Cláudia Collucci
FolhaPress
O Brasil ainda é o país com o maior número de mortes causadas pela doença de Chagas no mundo, embora tanto as mortes quanto os casos tenham diminuído bastante nas últimas três décadas.
De acordo com o estudo GBD 2023 (Global Burden of Disease), publicado na revista The Lancet Infectious Diseases, o Brasil foi responsável por 68% das mortes globais por Chagas em 2023. Essa doença é causada por um protozoário transmitido principalmente pelo inseto conhecido como barbeiro.
Mesmo com uma redução de 16% no número total de pessoas infectadas desde 1990, ainda existem cerca de 10,5 milhões de pessoas no mundo que vivem com a doença. No Brasil, estima-se que atualmente 4,1 milhões de pessoas tenham a doença, uma diminuição em relação aos 4,79 milhões registrados em 2019.
Entre 1990 e 2023, o número absoluto de casos no país caiu 16%. Quando ajustado pela idade, essa redução chega a 61,6%, mais significativa que a média mundial de 55%. As mortes também caíram consideravelmente, com uma queda de 38,9% no número bruto e 78,3% na taxa ajustada por idade, uma das maiores do mundo. Apesar disso, o Brasil registrou 5.700 mortes em 2023, o número mais alto do planeta.
Bruno Nascimento, cardiologista e professor da Universidade Federal de Minas Gerais (UFMG), que coautorou o estudo junto com Antonio Ribeiro, explicou que a grande população brasileira é um fator que contribui para o elevado número de óbitos.
Embora a prevalência da doença seja de cerca de 5% nas populações mais vulneráveis — taxa menor que em áreas como o norte da Argentina, onde chega a 25% — o tamanho do Brasil faz com que o total de mortes seja alto.
Parte da persistência da doença no país se deve ao histórico de pessoas infectadas há muitos anos. A doença, sendo crônica, pode levar décadas para apresentar sintomas graves.
Bruno Nascimento ressaltou que melhorias nas condições de moradia e acesso à saúde levam tempo para refletir na redução da mortalidade.

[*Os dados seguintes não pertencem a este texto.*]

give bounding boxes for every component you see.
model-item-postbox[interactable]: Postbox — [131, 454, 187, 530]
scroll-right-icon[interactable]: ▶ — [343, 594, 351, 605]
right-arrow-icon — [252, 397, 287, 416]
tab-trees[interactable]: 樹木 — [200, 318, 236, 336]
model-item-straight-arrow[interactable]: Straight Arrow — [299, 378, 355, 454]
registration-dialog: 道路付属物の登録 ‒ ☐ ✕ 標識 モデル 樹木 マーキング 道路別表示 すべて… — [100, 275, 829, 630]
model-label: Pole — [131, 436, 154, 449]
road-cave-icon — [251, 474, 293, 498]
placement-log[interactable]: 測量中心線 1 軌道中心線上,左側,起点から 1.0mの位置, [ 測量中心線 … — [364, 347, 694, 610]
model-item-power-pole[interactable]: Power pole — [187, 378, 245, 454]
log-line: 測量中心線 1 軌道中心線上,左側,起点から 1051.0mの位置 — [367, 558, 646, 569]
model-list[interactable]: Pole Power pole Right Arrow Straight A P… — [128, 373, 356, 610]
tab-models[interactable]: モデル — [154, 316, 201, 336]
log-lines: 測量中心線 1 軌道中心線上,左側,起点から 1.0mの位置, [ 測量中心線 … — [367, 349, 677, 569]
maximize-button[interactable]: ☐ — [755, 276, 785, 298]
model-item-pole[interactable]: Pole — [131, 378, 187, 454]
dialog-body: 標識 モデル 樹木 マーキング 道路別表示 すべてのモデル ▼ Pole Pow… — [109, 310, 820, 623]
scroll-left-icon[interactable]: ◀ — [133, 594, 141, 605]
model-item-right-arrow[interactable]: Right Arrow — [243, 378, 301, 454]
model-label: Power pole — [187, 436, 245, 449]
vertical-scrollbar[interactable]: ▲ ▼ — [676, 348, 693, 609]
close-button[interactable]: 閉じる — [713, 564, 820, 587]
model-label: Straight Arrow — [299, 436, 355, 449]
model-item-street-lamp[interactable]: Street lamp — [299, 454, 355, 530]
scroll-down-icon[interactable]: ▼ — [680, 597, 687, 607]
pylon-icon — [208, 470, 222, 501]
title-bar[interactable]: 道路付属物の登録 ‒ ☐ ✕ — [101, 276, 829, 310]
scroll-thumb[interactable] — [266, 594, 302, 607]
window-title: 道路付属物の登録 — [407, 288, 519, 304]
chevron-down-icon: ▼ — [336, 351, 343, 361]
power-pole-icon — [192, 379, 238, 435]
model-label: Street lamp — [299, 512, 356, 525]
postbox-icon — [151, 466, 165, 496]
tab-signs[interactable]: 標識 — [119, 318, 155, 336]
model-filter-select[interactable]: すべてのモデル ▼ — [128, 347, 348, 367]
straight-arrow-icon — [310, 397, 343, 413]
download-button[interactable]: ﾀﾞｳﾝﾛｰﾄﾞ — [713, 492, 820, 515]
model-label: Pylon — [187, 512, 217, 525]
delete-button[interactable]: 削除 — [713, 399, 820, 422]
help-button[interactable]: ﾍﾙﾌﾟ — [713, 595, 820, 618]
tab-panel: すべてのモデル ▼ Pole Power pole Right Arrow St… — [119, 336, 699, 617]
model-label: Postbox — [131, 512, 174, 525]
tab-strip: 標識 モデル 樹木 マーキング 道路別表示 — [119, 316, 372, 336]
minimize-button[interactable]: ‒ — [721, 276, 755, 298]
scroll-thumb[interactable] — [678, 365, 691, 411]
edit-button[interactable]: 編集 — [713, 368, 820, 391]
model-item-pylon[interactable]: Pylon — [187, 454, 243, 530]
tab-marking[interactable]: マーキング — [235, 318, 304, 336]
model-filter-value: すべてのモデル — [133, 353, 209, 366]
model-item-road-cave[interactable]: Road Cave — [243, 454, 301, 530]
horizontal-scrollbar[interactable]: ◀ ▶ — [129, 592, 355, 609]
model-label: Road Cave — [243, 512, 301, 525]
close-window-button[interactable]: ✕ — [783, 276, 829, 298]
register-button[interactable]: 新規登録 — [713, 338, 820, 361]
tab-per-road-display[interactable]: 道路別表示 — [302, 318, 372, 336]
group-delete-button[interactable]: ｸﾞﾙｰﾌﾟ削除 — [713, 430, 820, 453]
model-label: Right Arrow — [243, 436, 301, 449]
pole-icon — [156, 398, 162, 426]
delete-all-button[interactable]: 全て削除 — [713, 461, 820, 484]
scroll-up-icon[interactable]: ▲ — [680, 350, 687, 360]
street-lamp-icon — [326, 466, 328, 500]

Investimentos em moradias melhores, controle do barbeiro e teste obrigatório em bancos de sangue foram essenciais para diminuir os casos. Além disso, o Sistema Único de Saúde (SUS) oferece acesso gratuito a medicamentos e tratamentos especializados, como marca-passos, o que é raro em outros países da América Latina.
Com o prolongamento da vida dos pacientes, a doença hoje é mais comum em pessoas entre 50 e 65 anos. Isso exige adaptações no sistema de saúde, pois as formas graves da doença necessitam de cuidados complexos.
O estudo também apontou desafios: identificar pessoas infectadas, ampliar testes simples e o acesso a diagnósticos e tratamentos especializados continuam sendo problemáticos, especialmente em regiões mais afastadas.
Outro aspecto importante é o aumento dos casos de Chagas em países não endêmicos, como Estados Unidos, Espanha, Itália e Suíça, devido à migração latino-americana. Nesses locais, a falta de triagem sistemática dificulta o diagnóstico e o tratamento precoce, podendo levar a complicações graves.
Recentemente, os Centros de Controle e Prevenção de Doenças dos Estados Unidos classificaram a doença como endêmica no país, ressaltando que o problema não é mais apenas importado e que pelo menos oito estados americanos já registram casos.
Bruno Nascimento destaca que a doença de Chagas é um reflexo da desigualdade social, afetando principalmente populações rurais e pobres, que continuam sendo as mais afetadas.
O estudo foi realizado por uma rede internacional de pesquisadores, com apoio de diversas instituições, incluindo a Fundação Gates, a Federação Mundial do Coração, a Novartis Pharma e a UFMG.
Esta pesquisa é parte do projeto Saúde Pública, que tem o apoio da Umane, uma associação que trabalha para promover iniciativas de saúde.